Posts Tagged ‘horror dance’

h1

March 30, 2012

Iron is thought to be crucial for dopamine metabolism, as exhibited in the correlation of RLS and iron deficiency syndromes. The S.Nigra is one of the brain's iron-rich tissues and location of high levels of dopamine.

 

Have you ever read McCarthy’s The Road? It’s a post-vaguepocalypse drama about the post-digital family unit. One of the central characters is a young boy of ten who bears the full uncensored brunt of being horror receptacle for all the inhumanities of survival in a doomed world. Repeatedly, he is exposed to things that make him dance spasmodically, his personal way of dealing with the incomprehensibly terrible.
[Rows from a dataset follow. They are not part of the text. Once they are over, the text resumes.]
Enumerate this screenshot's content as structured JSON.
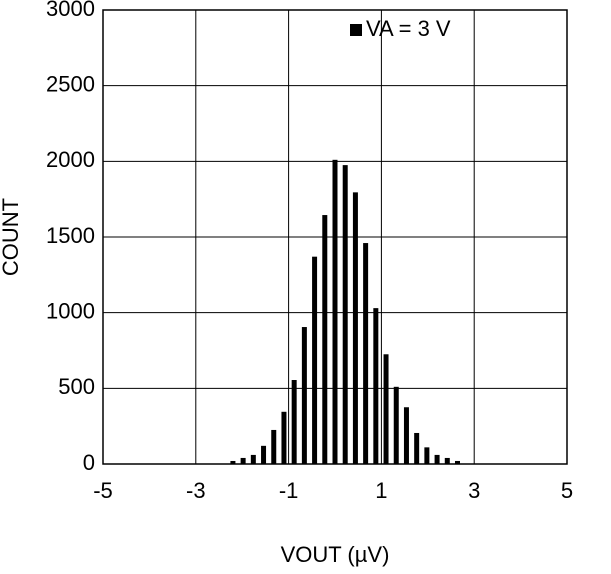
{
  "chart_data": {
    "type": "bar",
    "x": [
      -2.2,
      -1.98,
      -1.76,
      -1.54,
      -1.32,
      -1.1,
      -0.88,
      -0.66,
      -0.44,
      -0.22,
      0,
      0.22,
      0.44,
      0.66,
      0.88,
      1.1,
      1.32,
      1.54,
      1.76,
      1.98,
      2.2,
      2.42,
      2.64
    ],
    "series": [
      {
        "name": "VA = 3 V",
        "color": "#000000",
        "values": [
          20,
          40,
          60,
          120,
          225,
          345,
          555,
          905,
          1370,
          1645,
          2010,
          1975,
          1795,
          1460,
          1030,
          725,
          510,
          375,
          205,
          110,
          60,
          40,
          20
        ]
      }
    ],
    "x_label": "VOUT (µV)",
    "y_label": "COUNT",
    "xlim": [
      -5,
      5
    ],
    "xticks": [
      -5,
      -3,
      -1,
      1,
      3,
      5
    ],
    "ylim": [
      0,
      3000
    ],
    "yticks": [
      0,
      500,
      1000,
      1500,
      2000,
      2500,
      3000
    ],
    "grid": true,
    "legend": "top-right"
  }
}
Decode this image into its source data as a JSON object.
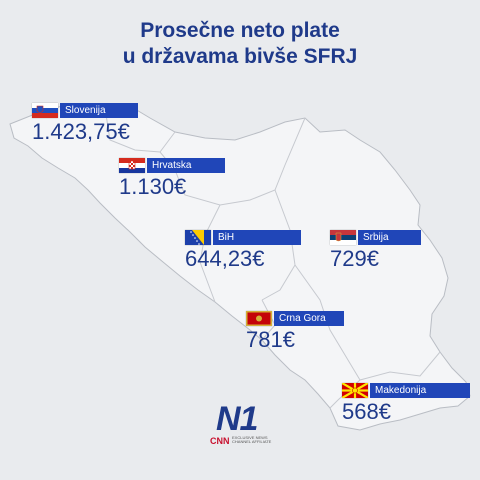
{
  "title": {
    "line1": "Prosečne neto plate",
    "line2": "u državama bivše SFRJ"
  },
  "countries": [
    {
      "name": "Slovenija",
      "value": "1.423,75€",
      "flag": "slovenia-flag-icon"
    },
    {
      "name": "Hrvatska",
      "value": "1.130€",
      "flag": "croatia-flag-icon"
    },
    {
      "name": "BiH",
      "value": "644,23€",
      "flag": "bih-flag-icon"
    },
    {
      "name": "Srbija",
      "value": "729€",
      "flag": "serbia-flag-icon"
    },
    {
      "name": "Crna Gora",
      "value": "781€",
      "flag": "montenegro-flag-icon"
    },
    {
      "name": "Makedonija",
      "value": "568€",
      "flag": "macedonia-flag-icon"
    }
  ],
  "logo": {
    "brand": "N1",
    "partner": "CNN",
    "partner_sub": "EXCLUSIVE NEWS CHANNEL AFFILIATE"
  },
  "colors": {
    "title": "#1f3a8a",
    "tag": "#2046b8",
    "map_fill": "#f4f5f7",
    "map_border": "#b9bdc4",
    "background": "#e9ebee"
  }
}
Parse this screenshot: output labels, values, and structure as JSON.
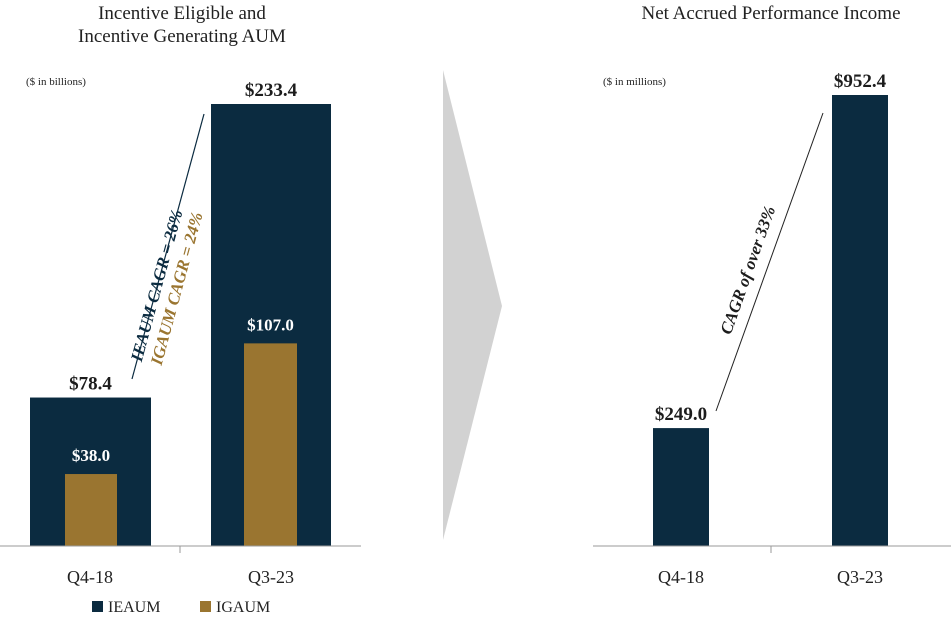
{
  "colors": {
    "ieaum": "#0b2b40",
    "igaum": "#9a7530",
    "arrow": "#d2d2d2",
    "axis": "#9a9a9a",
    "cagr_line": "#222222"
  },
  "chart_data": [
    {
      "type": "bar",
      "title": [
        "Incentive Eligible and",
        "Incentive Generating AUM"
      ],
      "unit_note": "($ in billions)",
      "categories": [
        "Q4-18",
        "Q3-23"
      ],
      "ylim": [
        0,
        240
      ],
      "series": [
        {
          "name": "IEAUM",
          "values": [
            78.4,
            233.4
          ],
          "labels": [
            "$78.4",
            "$233.4"
          ]
        },
        {
          "name": "IGAUM",
          "values": [
            38.0,
            107.0
          ],
          "labels": [
            "$38.0",
            "$107.0"
          ]
        }
      ],
      "annotations": [
        "IEAUM CAGR = 26%",
        "IGAUM CAGR = 24%"
      ],
      "legend": [
        "IEAUM",
        "IGAUM"
      ]
    },
    {
      "type": "bar",
      "title": [
        "Net Accrued Performance Income"
      ],
      "unit_note": "($ in millions)",
      "categories": [
        "Q4-18",
        "Q3-23"
      ],
      "ylim": [
        0,
        980
      ],
      "series": [
        {
          "name": "Net Accrued Performance Income",
          "values": [
            249.0,
            952.4
          ],
          "labels": [
            "$249.0",
            "$952.4"
          ]
        }
      ],
      "annotations": [
        "CAGR of over 33%"
      ]
    }
  ]
}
A sort of horror-seisure.

 

I’ve seen some of us do this too, admittedly in less grievous situations, often it’s a particularly bad telephone call. Our trunks pivot at mid-point, arms flailing. Chests violently protrude and buckle as though we’ve become sudden host to private, internal ricochet universes. We writhe and swear silently while completing the call, performing with decorum.

 

I know that low dopamine can trigger a syndrome called Restless Leg; it causes compulsive movement in order to dispel an intense, unpleasant sensation in deep muscle tissue. I wonder if these brief moments of horror tax the brain’s dopamine reserves, contorting the host in inexplicable, accepted patterns.